Search code examples
pythoneventsapache-kafkaevent-driven

How to process messages in Kafka once, so a Service when is restarted doesnt process all messages


First time using Kafka, I learning Kafka using a microservice architecture and I am finding the next issue.

Every time I restart my service is processing all the messages in the topics. Is there a way I could only process those messages once, flag them as read or something?

This is my snippet in Pytho 3:

class EmailStreamConsumer:
def __init__(self, bootstrap_servers='localhost:9092'):
    self.__bootstrap_servers = bootstrap_servers
    self.__new_emails_consumer = KafkaConsumer('NewEmails', bootstrap_servers=bootstrap_servers,
                                               auto_offset_reset='earliest')
    self.__sent_emails_consumer = KafkaConsumer('SentEmails', bootstrap_servers=bootstrap_servers,
                                                auto_offset_reset='earliest')

def start(self):
    for message in self.__new_emails_consumer:
        value = message.value.decode('utf-8')
        email = json.loads(value)
        self.send_email(email['content'], email['to_email'], email['title'], email['from_email'])
        print("%s:%d:%d: key=%s value=%s" % (
            message.topic, message.partition, message.offset, message.key, message.value))

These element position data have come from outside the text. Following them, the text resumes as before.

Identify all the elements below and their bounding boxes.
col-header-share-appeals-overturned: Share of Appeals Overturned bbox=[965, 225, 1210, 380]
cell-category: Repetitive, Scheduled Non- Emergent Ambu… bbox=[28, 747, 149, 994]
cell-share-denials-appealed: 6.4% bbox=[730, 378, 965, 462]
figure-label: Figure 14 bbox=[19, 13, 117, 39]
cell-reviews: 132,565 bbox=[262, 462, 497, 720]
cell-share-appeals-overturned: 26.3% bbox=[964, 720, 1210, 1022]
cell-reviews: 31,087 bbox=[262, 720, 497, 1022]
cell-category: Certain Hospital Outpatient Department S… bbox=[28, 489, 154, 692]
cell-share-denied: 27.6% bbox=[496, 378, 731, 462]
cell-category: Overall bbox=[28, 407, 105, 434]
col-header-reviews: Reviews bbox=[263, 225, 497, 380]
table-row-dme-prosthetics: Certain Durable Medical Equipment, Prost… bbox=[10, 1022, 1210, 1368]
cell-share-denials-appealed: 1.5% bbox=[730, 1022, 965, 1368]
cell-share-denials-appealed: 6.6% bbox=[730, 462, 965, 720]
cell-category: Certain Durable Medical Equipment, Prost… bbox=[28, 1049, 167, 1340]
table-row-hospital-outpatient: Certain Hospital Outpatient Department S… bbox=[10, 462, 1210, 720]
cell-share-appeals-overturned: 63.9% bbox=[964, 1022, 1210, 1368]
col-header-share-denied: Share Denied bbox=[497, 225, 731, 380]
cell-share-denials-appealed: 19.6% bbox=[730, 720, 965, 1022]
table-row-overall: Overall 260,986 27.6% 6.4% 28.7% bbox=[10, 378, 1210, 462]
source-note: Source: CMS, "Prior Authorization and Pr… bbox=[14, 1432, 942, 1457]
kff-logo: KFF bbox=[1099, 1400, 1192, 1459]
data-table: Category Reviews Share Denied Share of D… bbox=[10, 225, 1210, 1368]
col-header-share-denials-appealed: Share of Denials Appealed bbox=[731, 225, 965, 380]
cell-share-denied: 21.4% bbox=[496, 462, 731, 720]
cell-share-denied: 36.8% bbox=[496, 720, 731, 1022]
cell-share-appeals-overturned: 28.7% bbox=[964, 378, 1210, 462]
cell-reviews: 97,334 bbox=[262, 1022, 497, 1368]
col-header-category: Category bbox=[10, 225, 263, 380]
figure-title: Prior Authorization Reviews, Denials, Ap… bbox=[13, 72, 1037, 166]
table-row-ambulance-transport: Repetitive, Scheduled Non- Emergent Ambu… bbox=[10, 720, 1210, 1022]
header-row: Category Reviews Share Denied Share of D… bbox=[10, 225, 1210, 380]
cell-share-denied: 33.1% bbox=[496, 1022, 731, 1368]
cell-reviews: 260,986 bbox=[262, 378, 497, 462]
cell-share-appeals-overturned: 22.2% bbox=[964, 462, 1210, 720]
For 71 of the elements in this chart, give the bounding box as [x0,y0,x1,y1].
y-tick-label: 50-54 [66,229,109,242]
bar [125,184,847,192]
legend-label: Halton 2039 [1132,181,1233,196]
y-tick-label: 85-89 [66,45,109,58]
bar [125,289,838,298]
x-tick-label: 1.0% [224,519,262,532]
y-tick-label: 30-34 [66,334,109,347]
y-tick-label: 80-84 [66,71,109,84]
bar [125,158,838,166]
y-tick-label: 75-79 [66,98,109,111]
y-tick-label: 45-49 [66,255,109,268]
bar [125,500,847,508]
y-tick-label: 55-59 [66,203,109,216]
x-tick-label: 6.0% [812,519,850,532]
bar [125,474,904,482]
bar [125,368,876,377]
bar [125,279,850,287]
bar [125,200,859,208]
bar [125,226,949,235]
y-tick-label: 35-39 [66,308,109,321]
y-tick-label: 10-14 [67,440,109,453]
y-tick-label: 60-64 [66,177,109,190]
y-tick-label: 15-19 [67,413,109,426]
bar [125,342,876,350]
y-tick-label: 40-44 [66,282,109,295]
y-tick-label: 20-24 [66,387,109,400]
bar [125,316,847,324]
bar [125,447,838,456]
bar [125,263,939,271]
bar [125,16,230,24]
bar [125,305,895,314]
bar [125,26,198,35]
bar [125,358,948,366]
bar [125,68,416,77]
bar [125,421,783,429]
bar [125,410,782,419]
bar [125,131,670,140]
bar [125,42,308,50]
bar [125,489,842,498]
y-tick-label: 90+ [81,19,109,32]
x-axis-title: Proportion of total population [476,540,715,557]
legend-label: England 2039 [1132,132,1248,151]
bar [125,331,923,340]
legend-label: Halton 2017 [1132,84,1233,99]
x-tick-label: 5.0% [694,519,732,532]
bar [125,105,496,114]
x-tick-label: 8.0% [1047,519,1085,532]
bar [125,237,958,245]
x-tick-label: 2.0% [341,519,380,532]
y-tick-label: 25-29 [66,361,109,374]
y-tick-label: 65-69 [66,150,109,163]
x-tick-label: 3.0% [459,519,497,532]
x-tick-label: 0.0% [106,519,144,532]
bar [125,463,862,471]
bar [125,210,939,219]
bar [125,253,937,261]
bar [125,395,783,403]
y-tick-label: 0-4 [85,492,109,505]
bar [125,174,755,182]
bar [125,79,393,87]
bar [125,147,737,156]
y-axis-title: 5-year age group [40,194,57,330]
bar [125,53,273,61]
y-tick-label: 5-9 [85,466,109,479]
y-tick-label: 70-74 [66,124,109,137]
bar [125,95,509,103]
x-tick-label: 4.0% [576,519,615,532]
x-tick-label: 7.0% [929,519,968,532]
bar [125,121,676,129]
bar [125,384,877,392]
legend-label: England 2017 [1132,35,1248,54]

I wish that the service sends the emails only once. Even when the service is restarted.


Solution

  • I think your problem is that you don't have a GROUP ID for your Kafka-Consumer

    Just add:

    String groupId = "kafka-new-emails";
    properties.setProperty(ConsumerConfig.GROUP_ID_CONFIG, groupId);
    

    Your application will start read from the latest email as your consumer group labeled where the last commit you read was. Also, if you have more than one consumer and one of them gets down, consumer group will help you in making a rebalance as to make the consumer that is online to read from the partition that was assigned to the consumer that is down.